Today, it’s 14 large boxes of bakery products. They’ve been removed from the shelves because they no longer meet Dillon’s standards for freshness. But that’s no reason to waste them, says Misty Cavanaugh. She helps Dillon’s stores match supply to demand.

“The bread that we produce here in our bakery, we actually pull that the day that it expires," she says.

Credit Bryan Thompson / Heartland Health Monitor
/
Heartland Health Monitor
Pallets of bakery products ready to ship out of the Kansas Food Bank warehouse.

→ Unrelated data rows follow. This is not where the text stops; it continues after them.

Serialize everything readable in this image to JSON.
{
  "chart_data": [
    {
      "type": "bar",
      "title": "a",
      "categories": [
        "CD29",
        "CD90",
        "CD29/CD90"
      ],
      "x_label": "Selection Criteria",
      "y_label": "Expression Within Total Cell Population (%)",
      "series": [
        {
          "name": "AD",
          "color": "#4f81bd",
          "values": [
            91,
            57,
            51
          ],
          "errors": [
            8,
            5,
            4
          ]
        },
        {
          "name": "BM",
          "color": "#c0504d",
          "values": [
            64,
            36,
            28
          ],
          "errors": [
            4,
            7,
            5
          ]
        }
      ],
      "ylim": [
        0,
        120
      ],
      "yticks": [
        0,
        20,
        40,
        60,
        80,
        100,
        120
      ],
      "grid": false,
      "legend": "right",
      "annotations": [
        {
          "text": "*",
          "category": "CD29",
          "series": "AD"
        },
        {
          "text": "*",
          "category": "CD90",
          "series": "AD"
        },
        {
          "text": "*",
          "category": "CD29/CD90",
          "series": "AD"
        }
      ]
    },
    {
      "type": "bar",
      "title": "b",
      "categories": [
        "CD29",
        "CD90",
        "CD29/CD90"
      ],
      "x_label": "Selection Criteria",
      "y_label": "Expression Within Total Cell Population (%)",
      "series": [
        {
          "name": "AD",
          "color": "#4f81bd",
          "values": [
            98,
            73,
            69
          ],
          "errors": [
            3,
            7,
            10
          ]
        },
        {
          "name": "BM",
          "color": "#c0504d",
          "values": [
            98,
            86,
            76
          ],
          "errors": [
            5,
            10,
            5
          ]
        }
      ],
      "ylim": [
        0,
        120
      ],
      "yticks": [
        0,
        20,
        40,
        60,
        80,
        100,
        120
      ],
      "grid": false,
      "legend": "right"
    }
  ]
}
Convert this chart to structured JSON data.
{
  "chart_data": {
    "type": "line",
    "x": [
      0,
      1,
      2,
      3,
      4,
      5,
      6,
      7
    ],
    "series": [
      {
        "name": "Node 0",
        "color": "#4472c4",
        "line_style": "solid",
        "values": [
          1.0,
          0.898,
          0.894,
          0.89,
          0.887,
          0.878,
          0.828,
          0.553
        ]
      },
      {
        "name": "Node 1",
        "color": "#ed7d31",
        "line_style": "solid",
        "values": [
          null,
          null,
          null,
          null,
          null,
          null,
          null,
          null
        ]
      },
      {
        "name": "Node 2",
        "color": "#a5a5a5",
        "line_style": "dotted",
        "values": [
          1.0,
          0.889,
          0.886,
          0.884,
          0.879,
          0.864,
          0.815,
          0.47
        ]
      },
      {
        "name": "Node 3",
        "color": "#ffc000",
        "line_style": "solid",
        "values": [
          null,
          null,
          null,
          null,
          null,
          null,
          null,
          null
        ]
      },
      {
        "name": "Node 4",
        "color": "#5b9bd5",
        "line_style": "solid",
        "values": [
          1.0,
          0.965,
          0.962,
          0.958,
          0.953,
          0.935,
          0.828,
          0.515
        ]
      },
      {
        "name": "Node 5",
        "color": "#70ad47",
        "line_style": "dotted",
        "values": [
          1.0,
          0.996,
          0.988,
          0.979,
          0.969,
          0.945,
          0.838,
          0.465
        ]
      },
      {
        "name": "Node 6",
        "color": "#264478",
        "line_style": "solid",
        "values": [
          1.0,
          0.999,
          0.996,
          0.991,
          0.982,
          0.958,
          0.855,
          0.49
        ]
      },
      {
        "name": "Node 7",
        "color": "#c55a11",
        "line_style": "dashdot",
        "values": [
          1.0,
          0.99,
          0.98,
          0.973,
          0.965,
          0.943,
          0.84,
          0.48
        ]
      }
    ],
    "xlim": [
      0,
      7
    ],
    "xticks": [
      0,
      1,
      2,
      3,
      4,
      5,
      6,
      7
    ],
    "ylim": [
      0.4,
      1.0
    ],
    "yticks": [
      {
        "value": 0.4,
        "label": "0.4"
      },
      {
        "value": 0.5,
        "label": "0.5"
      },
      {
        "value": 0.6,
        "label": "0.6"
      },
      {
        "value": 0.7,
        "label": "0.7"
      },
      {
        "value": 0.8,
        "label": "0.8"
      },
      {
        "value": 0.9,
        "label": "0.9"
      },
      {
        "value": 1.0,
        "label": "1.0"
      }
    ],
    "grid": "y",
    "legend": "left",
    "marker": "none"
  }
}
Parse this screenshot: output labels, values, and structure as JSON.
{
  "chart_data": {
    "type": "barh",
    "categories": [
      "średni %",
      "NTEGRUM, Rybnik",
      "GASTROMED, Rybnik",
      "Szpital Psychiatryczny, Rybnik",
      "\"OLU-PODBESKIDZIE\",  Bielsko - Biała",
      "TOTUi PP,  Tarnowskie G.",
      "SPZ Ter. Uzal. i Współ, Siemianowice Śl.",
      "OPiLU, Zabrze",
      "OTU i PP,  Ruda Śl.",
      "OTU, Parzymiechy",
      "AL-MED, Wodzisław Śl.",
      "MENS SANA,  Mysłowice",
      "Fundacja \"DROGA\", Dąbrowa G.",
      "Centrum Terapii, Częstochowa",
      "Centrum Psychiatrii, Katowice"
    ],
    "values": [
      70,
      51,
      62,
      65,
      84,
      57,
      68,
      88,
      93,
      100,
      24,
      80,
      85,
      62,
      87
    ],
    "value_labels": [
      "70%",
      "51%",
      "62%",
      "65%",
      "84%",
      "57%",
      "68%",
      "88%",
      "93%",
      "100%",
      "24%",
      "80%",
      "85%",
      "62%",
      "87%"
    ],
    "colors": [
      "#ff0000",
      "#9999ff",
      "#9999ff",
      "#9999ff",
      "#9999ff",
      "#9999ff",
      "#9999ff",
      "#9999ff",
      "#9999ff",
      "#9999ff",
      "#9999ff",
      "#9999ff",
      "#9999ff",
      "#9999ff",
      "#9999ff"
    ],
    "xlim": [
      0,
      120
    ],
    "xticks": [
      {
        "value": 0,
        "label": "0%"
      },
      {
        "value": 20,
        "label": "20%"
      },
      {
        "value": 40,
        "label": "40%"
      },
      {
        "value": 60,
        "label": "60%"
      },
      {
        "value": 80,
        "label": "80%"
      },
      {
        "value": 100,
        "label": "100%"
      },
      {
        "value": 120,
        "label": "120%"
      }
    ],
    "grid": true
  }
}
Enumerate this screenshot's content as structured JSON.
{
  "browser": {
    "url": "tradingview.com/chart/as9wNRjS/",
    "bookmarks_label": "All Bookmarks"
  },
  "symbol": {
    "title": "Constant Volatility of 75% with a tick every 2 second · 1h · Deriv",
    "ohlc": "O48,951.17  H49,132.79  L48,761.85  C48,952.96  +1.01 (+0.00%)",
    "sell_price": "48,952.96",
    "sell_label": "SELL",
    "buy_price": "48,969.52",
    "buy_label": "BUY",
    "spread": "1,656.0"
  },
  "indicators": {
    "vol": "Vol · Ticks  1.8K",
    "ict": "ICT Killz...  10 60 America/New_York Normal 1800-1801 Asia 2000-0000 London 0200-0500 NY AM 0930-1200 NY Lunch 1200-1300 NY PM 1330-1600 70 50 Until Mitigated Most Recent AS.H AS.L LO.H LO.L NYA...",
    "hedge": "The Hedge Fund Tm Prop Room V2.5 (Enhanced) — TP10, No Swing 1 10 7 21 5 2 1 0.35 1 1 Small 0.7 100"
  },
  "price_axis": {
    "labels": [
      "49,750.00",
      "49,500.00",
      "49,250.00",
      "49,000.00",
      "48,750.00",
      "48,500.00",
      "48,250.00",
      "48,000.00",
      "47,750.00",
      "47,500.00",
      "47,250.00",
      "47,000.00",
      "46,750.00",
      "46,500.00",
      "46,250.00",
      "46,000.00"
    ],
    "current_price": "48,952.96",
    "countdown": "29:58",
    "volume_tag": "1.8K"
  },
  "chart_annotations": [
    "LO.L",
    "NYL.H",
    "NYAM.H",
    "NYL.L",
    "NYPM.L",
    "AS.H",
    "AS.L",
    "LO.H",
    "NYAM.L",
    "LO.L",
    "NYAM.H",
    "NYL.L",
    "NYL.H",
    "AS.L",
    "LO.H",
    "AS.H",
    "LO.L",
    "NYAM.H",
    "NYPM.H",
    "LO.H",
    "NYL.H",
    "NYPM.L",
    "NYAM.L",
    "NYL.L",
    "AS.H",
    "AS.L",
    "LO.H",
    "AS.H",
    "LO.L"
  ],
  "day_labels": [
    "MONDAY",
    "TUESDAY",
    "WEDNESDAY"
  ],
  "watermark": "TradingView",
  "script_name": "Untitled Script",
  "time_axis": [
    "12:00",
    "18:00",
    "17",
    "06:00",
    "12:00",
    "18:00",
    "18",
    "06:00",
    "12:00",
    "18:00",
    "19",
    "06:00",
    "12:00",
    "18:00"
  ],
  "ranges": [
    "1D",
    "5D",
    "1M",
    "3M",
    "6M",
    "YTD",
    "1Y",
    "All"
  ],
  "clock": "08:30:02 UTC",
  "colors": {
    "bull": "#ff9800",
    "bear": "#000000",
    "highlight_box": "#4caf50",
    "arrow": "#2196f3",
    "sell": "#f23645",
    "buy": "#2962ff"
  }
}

The bread and baked goods from this store will end up at the Kansas Food Bank in downtown Wichita. From there it will be distributed to food pantries, soup kitchens and shelters.

“Year to date, our division as a whole, which is 82 stores, we’ve actually donated 820,000 pounds of food," says Jeremy Maples, who oversees the food donation program for Dillon's stores.

Maples says that’s the equivalent of more than 600,000 meals—and that’s just through the first nine months of the year. All of this food used to end up in landfills. Kansas Food Bank director Brian Walker says now it makes up a large and growing portion of the food service organizations use to feed hungry people in 85 counties.

“I would say it’s probably a third. It’s millions of pounds a year," he says.

Walker says food recovered from grocery stores is increasingly important, because shelf-stable products from manufacturers have gotten harder to come by over the last few years. On this day, food bank trucks picked up almost a ton of food, including 1100 pounds of baked goods, and 700 pounds of meat.

“There are lots of rules that go along with this," Walker says. "You know, we have to make sure the product stays safe, that it stays frozen, so it remains a good product.”

Credit Bryan Thompson / Heartland Health Monitor
/
Heartland Health Monitor
Pallet of frozen pizza and rotisserie chicken ready for shipment from the Kansas Food Bank warehouse.

Walker says much of the food recovered from supermarkets is more nutritious than shelf-stable products like microwave popcorn or boxed macaroni and cheese—but not all of it. The baked goods include donuts, cakes and pies. Walker says his agency is the Food Bank, not the food police.

“If that food can feed somebody, why not put it in their belly? If that food makes a child happy, you know, why don’t we put it to good use? Why do we want it to go to the landfill, when somebody can still eat it, you know, even a birthday cake? Why shouldn’t a child have a birthday cake?” he asks.

Credit Bryan Thompson / Heartland Health Monitor
/
Heartland Health Monitor
Nancy Larson displays a poster of the Food Recovery Hierarchy.

The food recovery program has existed in some form for years, but it really ramped up in 2013 and 2014, thanks in part to research from two interns with Kansas State University’s Pollution Prevention Initiative. That’s right, the Pollution Prevention Initiative. Turns out, there is a direct connection between decomposing food and pollution, says Nancy Larson, director of the research initiative.

“When it goes to the landfill, we know that it creates methane gas, which is actually a very potent greenhouse gas," Larson says.

Twenty-five times more potent than carbon dioxide, to be exact--add to that all of the water used to grow the food, and all of the fuel used to produce, process, and ship it. “This is what drives me crazy," Larson says.

Which explains why Larson is on a mission—one that dovetails nicely with Walker's mission at the Kansas Food Bank. Larson says the best way to keep food out of the landfill is to reduce excess production, and to get better at using potential waste to feed people and animals--or even as compost for crops.

As Larson sees it, taking unused food to the landfill should be the very last resort.